Si je pouvais maîtriser instantanément une compétence juridique, ce serait celle de plaider devant les tribunaux : la capacité de penser vite, d’argumenter de manière convaincante et de répondre avec confiance sous la pression. C’est une compétence qui combine connaissance, présence et communication, et elle est essentielle pour tout avocat pénaliste influent. Le maîtriser me permettrait de représenter les clients plus efficacement et de faire une réelle différence là où cela compte le plus : devant le juge.
Avez-vous déjà fait face à un revers ou à un échec majeur qui s’est transformé en une leçon précieuse ?
Oui, j’ai déjà fait face à un revers lors d’un concours de plaidoirie où je m’étais minutieusement préparé, mais je me suis figé pendant l’interrogatoire des juges. À l’époque, cela ressemblait à un échec, mais avec le recul, cela m’a appris l’importance non seulement de connaître la loi, mais aussi d’être confiant et calme sous pression.
Cela m’a poussé à travailler sur ma prise de parole et ma présence en public, et aujourd’hui, je vois ce moment comme un tournant qui m’a rendu plus fort et mieux préparé aux situations réelles en salle d’audience.
Quel domaine du droit vous passionne le plus et comment l’explorez-vous ?
Le droit pénal me passionne le plus parce qu’il traite directement de la justice, des droits de l’homme et des conséquences réelles. Les enjeux sont élevés et chaque cas raconte une histoire forte. Je l’explore à travers des stages auprès de tribunaux de première instance et d’organisations comme le Human Rights Law Network, où j’ai travaillé sur des questions telles que la mauvaise gestion des déchets biomédicaux et les litiges d’intérêt public.
Je reste également engagé en participant à des séminaires sur des sujets tels que l’incarcération des parents, qui approfondissent ma compréhension de la façon dont le système de justice pénale affecte non seulement les individus, mais aussi des familles entières.
Y a-t-il des causes ou des problèmes juridiques auxquels vous souhaitez particulièrement contribuer ?
Oui, je suis particulièrement passionné par la réforme de la justice pénale, en particulier par les questions liées à l’incarcération injustifiée et aux droits des prisonniers et de leurs familles. Mon exposition à des sujets tels que l’incarcération des parents et les violations des droits de l’homme m’a fait profondément prendre conscience de la façon dont le système néglige souvent les plus vulnérables.
Je veux contribuer à créer un système qui n’est pas seulement axé sur la punition, mais aussi sur la réhabilitation, la dignité et l’équité pour tous, en particulier pour ceux que la société a tendance à oublier.
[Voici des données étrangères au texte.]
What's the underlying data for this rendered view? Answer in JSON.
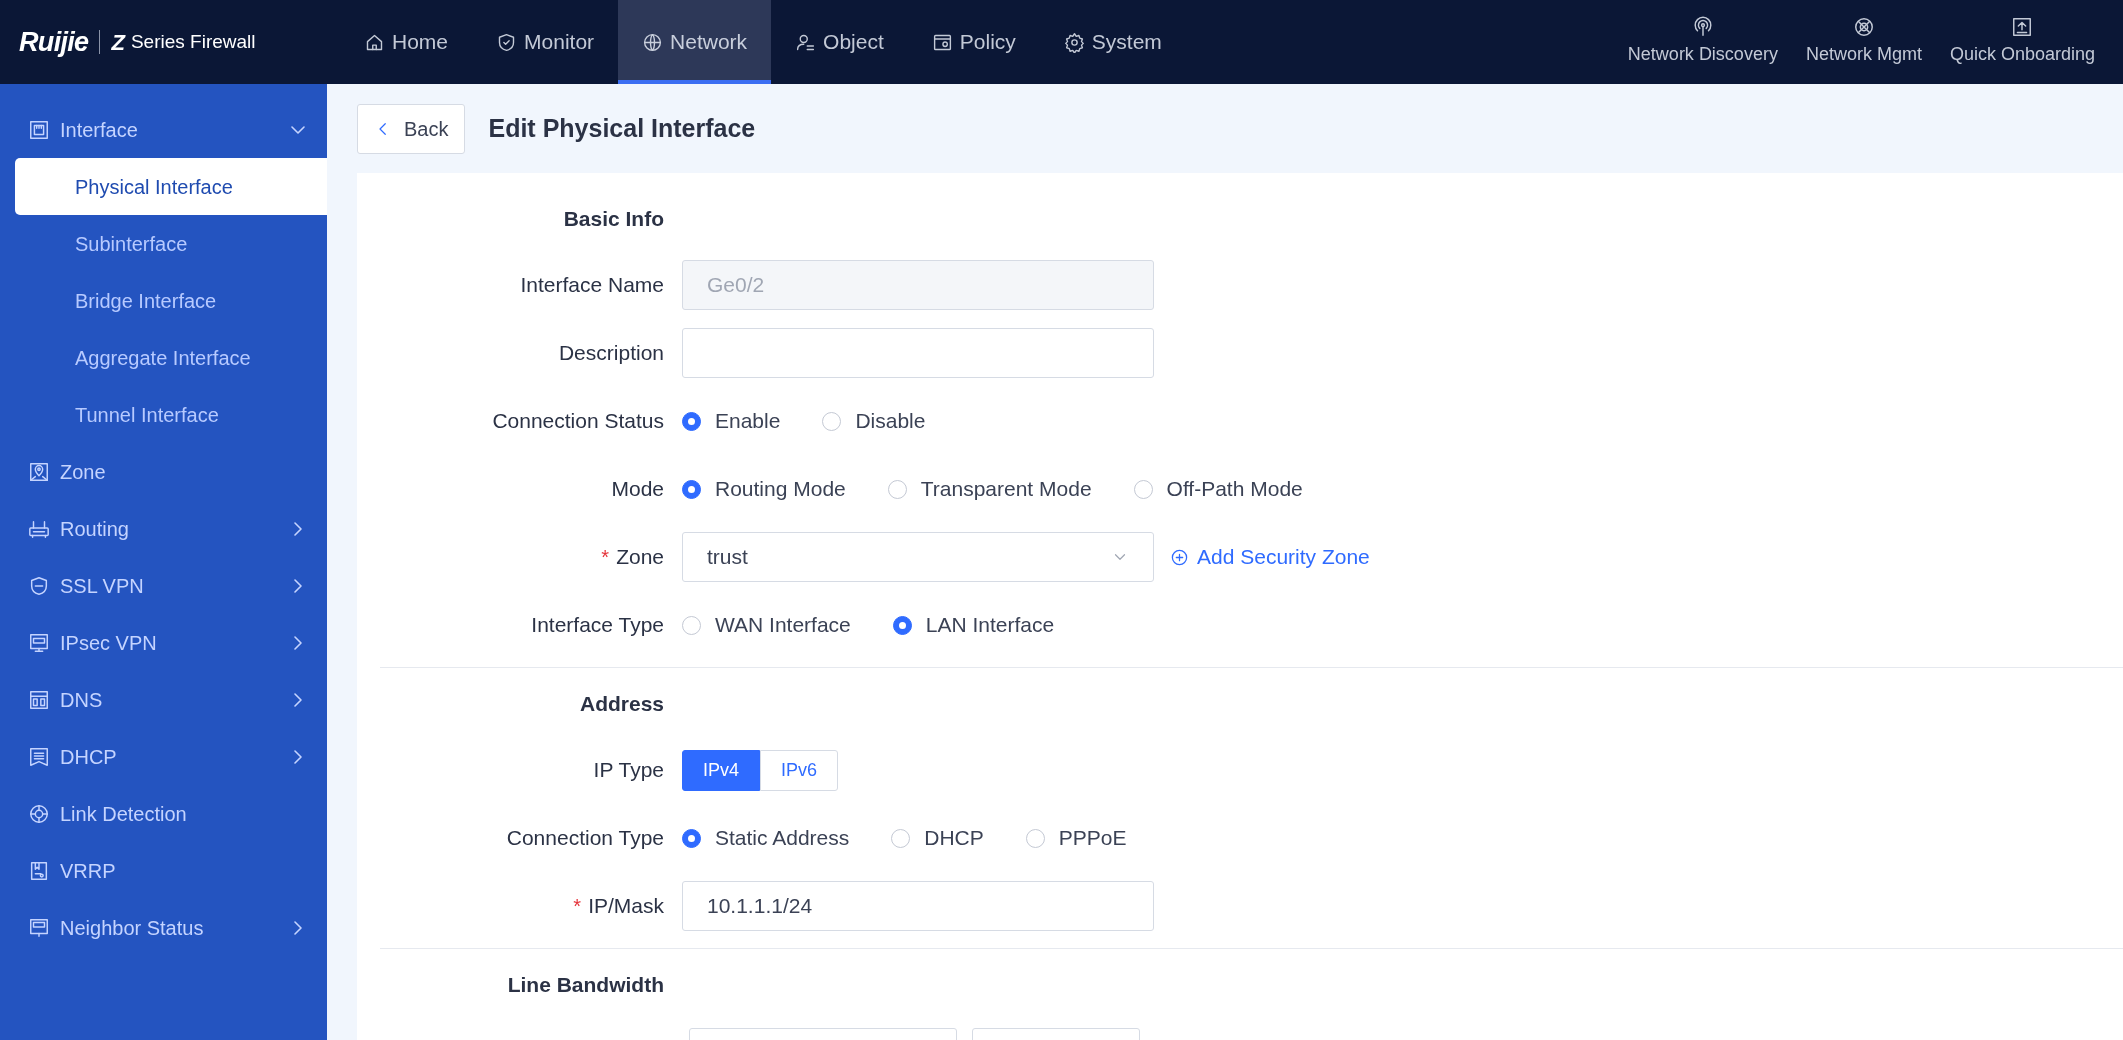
{
  "header": {
    "brand": "Ruijie",
    "series_mark": "Z",
    "product": "Series Firewall",
    "nav": [
      {
        "label": "Home",
        "selected": false
      },
      {
        "label": "Monitor",
        "selected": false
      },
      {
        "label": "Network",
        "selected": true
      },
      {
        "label": "Object",
        "selected": false
      },
      {
        "label": "Policy",
        "selected": false
      },
      {
        "label": "System",
        "selected": false
      }
    ],
    "tools": [
      {
        "label": "Network Discovery"
      },
      {
        "label": "Network Mgmt"
      },
      {
        "label": "Quick Onboarding"
      }
    ]
  },
  "sidebar": {
    "items": [
      {
        "label": "Interface",
        "kind": "group",
        "expanded": true,
        "children": [
          {
            "label": "Physical Interface",
            "selected": true
          },
          {
            "label": "Subinterface",
            "selected": false
          },
          {
            "label": "Bridge Interface",
            "selected": false
          },
          {
            "label": "Aggregate Interface",
            "selected": false
          },
          {
            "label": "Tunnel Interface",
            "selected": false
          }
        ]
      },
      {
        "label": "Zone",
        "kind": "link"
      },
      {
        "label": "Routing",
        "kind": "group",
        "expanded": false
      },
      {
        "label": "SSL VPN",
        "kind": "group",
        "expanded": false
      },
      {
        "label": "IPsec VPN",
        "kind": "group",
        "expanded": false
      },
      {
        "label": "DNS",
        "kind": "group",
        "expanded": false
      },
      {
        "label": "DHCP",
        "kind": "group",
        "expanded": false
      },
      {
        "label": "Link Detection",
        "kind": "link"
      },
      {
        "label": "VRRP",
        "kind": "link"
      },
      {
        "label": "Neighbor Status",
        "kind": "group",
        "expanded": false
      }
    ]
  },
  "page": {
    "back": "Back",
    "title": "Edit Physical Interface"
  },
  "form": {
    "sections": [
      {
        "title": "Basic Info",
        "rows": [
          {
            "kind": "input",
            "label": "Interface Name",
            "value": "Ge0/2",
            "disabled": true
          },
          {
            "kind": "input",
            "label": "Description"
          },
          {
            "kind": "radio",
            "label": "Connection Status",
            "options": [
              {
                "label": "Enable",
                "selected": true
              },
              {
                "label": "Disable",
                "selected": false
              }
            ]
          },
          {
            "kind": "radio",
            "label": "Mode",
            "options": [
              {
                "label": "Routing Mode",
                "selected": true
              },
              {
                "label": "Transparent Mode",
                "selected": false
              },
              {
                "label": "Off-Path Mode",
                "selected": false
              }
            ]
          },
          {
            "kind": "select",
            "label": "Zone",
            "value": "trust",
            "required_mark": "*",
            "link": "Add Security Zone"
          },
          {
            "kind": "radio",
            "label": "Interface Type",
            "options": [
              {
                "label": "WAN Interface",
                "selected": false
              },
              {
                "label": "LAN Interface",
                "selected": true
              }
            ]
          }
        ]
      },
      {
        "title": "Address",
        "rows": [
          {
            "kind": "segmented",
            "label": "IP Type",
            "options": [
              {
                "label": "IPv4",
                "selected": true
              },
              {
                "label": "IPv6",
                "selected": false
              }
            ]
          },
          {
            "kind": "radio",
            "label": "Connection Type",
            "options": [
              {
                "label": "Static Address",
                "selected": true
              },
              {
                "label": "DHCP",
                "selected": false
              },
              {
                "label": "PPPoE",
                "selected": false
              }
            ]
          },
          {
            "kind": "input",
            "label": "IP/Mask",
            "value": "10.1.1.1/24",
            "required_mark": "*"
          }
        ]
      },
      {
        "title": "Line Bandwidth",
        "rows": [
          {
            "kind": "pair"
          }
        ]
      }
    ]
  }
}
Quels conseils donneriez-vous à vos plus jeunes lors de votre premier jour d’études en droit ?
Je dirais à mon jeune moi : “N’ayez pas peur de vous sentir perdu au début ; cela fait partie du processus. Concentrez-vous moins sur l’impression des autres et davantage sur la véritable compréhension des raisons pour lesquelles vous avez choisi cette voie. Restez curieux, posez des questions, saisissez toutes les opportunités qui se présentent à vous et, surtout, soyez gentil avec vous-même. La croissance prend du temps et vous êtes exactement là où vous devez être.”
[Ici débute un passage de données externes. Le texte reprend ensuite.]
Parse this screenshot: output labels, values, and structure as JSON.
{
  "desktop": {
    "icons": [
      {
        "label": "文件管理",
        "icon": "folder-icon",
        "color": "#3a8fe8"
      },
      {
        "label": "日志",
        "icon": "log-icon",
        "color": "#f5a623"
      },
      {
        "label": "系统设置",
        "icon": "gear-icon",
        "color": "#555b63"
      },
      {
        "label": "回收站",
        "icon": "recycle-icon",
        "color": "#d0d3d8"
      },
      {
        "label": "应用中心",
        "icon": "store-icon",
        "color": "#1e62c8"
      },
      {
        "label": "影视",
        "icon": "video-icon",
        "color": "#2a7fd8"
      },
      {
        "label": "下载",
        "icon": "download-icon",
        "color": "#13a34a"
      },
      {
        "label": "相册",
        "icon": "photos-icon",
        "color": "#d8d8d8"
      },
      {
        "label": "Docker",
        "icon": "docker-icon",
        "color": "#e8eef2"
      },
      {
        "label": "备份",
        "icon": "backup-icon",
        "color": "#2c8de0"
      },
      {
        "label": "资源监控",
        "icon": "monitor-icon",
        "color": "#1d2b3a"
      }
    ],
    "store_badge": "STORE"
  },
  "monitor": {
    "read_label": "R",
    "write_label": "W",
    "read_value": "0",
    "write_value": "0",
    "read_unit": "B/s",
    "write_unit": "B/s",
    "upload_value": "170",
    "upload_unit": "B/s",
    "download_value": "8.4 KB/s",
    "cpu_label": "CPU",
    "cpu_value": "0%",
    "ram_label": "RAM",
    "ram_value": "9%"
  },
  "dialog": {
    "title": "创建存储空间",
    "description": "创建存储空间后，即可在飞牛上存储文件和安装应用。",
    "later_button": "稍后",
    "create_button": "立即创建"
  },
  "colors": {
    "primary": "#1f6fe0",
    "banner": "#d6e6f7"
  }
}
Où vous voyez-vous dans cinq ans ?
Dans cinq ans, je me vois comme un avocat pénaliste qui comprend non seulement la loi, mais aussi les gens – quelqu’un qui se bat pour l’équité, en particulier pour ceux qui se sentent sans voix dans le système. J’espère être le genre d’acteur du changement qui utilise la loi non seulement pour gagner des procès, mais aussi pour apporter dignité, réforme et impact réel dans la vie des personnes touchées par l’injustice.
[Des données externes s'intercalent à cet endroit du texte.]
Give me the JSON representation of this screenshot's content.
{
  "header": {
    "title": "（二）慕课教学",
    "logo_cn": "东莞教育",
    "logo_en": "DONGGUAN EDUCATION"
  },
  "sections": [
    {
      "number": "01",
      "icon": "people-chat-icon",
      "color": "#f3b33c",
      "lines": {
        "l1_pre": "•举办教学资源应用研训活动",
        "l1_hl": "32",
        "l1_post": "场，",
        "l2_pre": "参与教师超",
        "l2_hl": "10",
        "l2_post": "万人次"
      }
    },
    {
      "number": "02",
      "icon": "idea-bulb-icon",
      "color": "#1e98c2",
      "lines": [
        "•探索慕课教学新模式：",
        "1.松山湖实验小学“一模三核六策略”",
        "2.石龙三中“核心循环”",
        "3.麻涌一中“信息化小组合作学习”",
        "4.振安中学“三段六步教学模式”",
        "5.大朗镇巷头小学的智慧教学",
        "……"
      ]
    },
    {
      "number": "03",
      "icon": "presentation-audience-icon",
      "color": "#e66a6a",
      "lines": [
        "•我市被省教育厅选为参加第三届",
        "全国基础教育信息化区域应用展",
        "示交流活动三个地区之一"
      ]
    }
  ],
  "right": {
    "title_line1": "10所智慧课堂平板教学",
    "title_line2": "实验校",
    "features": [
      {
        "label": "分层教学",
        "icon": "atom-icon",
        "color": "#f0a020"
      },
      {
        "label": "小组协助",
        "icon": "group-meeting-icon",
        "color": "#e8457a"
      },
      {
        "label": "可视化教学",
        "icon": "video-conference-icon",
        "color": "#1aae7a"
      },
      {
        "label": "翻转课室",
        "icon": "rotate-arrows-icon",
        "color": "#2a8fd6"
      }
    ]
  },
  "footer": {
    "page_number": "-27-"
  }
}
Lawctopus a-t-il joué un rôle dans votre parcours ?
Oui, Lawctopus a définitivement joué un rôle dans mon parcours. C’est une plateforme incontournable pour découvrir des stages, des concours et des opportunités dont je n’aurais pas entendu parler autrement. De plus, la lecture d’expériences et d’articles réels d’étudiants m’a aidée à prendre des décisions éclairées et à me sentir moins seule dans l’agitation de la faculté de droit.
C’est comme une communauté qui vous soutient discrètement en coulisses.